The United States has announced new sanctions targeting Iran, further escalating tensions in the Middle East. National Security Advisor Jake Sullivan revealed late Tuesday that the sanctions will target entities supporting Iran’s Islamic Revolutionary Guard Corps and Defense Ministry.
Sullivan emphasized that these measures aim to contain and degrade Iran’s military capacity, as well as confront its problematic behaviors. The announcement comes amid heightened tensions between Iran and Israel, with Western leaders urging restraint to prevent further escalation.

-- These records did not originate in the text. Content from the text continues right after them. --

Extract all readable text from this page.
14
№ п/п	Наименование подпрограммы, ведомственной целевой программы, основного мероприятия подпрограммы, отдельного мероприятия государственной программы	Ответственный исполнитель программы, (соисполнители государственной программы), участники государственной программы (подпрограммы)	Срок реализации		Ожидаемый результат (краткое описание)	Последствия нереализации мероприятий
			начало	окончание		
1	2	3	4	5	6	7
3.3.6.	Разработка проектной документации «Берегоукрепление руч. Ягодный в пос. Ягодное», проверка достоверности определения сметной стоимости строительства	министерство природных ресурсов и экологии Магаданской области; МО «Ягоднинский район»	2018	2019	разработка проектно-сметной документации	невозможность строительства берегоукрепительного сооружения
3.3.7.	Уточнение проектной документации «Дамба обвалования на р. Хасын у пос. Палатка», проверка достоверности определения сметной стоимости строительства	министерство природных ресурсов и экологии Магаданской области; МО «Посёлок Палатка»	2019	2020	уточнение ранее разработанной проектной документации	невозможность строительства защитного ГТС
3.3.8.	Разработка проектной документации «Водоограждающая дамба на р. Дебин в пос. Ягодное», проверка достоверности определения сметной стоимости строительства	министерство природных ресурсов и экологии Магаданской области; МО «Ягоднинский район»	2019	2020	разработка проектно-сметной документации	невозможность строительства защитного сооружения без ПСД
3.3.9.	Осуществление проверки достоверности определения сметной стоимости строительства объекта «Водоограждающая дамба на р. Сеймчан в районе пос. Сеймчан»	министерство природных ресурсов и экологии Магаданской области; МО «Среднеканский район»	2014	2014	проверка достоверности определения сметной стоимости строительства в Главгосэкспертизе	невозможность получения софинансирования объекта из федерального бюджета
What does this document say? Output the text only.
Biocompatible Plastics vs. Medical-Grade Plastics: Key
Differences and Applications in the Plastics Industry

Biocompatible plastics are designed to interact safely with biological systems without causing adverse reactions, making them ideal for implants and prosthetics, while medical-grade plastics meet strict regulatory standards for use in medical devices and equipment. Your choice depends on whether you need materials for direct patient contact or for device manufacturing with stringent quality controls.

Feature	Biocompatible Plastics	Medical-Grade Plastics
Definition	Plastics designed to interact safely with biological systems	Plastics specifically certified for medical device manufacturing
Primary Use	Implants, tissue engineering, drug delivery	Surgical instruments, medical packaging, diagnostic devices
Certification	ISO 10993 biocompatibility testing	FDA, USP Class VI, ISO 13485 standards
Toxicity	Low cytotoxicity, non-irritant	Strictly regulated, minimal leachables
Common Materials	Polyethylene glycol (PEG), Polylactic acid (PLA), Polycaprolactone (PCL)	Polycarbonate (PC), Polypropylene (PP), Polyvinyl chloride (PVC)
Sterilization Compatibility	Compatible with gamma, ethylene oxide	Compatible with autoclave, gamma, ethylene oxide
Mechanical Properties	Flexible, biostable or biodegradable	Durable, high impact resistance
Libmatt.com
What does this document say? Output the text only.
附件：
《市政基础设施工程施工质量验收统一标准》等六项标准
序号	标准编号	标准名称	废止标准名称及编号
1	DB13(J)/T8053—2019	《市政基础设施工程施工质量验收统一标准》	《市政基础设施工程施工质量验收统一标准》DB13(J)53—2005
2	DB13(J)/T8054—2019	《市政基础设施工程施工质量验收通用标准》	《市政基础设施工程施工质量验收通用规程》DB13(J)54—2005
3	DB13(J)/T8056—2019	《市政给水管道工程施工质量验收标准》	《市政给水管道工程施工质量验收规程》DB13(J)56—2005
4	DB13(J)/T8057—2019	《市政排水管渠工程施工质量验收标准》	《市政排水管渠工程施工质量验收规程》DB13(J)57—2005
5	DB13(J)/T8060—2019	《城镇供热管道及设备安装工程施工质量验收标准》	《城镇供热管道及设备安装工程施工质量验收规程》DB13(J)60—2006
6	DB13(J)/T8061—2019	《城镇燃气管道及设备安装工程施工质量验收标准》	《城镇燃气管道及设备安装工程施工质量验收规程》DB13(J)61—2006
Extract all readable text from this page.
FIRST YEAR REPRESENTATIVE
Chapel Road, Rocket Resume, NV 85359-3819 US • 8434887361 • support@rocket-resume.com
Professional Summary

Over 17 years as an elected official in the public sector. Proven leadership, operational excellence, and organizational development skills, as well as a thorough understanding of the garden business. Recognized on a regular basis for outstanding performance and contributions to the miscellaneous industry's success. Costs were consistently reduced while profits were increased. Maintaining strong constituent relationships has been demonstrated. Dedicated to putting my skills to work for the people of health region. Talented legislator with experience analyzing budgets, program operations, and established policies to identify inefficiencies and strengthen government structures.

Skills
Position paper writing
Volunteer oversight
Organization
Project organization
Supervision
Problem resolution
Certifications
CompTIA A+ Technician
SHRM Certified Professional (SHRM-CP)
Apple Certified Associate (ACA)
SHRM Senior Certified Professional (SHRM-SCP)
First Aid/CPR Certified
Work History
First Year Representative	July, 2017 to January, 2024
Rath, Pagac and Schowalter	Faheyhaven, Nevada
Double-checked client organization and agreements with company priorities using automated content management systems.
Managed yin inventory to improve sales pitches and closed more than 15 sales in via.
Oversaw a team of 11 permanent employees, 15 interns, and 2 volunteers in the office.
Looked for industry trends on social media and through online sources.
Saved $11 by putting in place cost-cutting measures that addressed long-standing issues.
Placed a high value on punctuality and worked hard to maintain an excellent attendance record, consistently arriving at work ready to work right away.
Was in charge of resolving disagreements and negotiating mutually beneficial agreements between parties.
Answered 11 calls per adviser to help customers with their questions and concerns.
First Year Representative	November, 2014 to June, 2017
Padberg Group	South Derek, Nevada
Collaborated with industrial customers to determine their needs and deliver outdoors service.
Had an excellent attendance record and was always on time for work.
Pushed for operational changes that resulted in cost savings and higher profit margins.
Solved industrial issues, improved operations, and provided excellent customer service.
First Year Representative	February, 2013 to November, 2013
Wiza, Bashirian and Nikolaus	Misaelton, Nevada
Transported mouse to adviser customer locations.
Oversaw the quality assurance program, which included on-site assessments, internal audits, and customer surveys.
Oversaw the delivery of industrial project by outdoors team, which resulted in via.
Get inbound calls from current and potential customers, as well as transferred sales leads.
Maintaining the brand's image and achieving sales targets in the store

The Swiss Franc, considered a traditional safe-haven currency, has gained ground as geopolitical tensions intensify. The USD/CHF pair faced selling pressure, dropping to 0.9105 during the early European session. Investors are closely monitoring developments in the Middle East, with any escalation likely to bolster safe-haven assets like the Swiss Franc.
Meanwhile, strong US economic data and hawkish comments from the Federal Reserve continue to support the US Dollar. Federal Reserve Chair Jerome Powell indicated that the US economy has yet to meet the 2% inflation target, signaling a need for continued restrictive monetary policy. These remarks dampen expectations for significant rate cuts this year, contributing to the USD’s strength against other currencies.
According to the CME FedWatch Tool, financial markets have priced in a 67% likelihood of a Fed interest rate cut in September. As tensions in the Middle East persist, investors remain vigilant for further developments that could impact currency markets.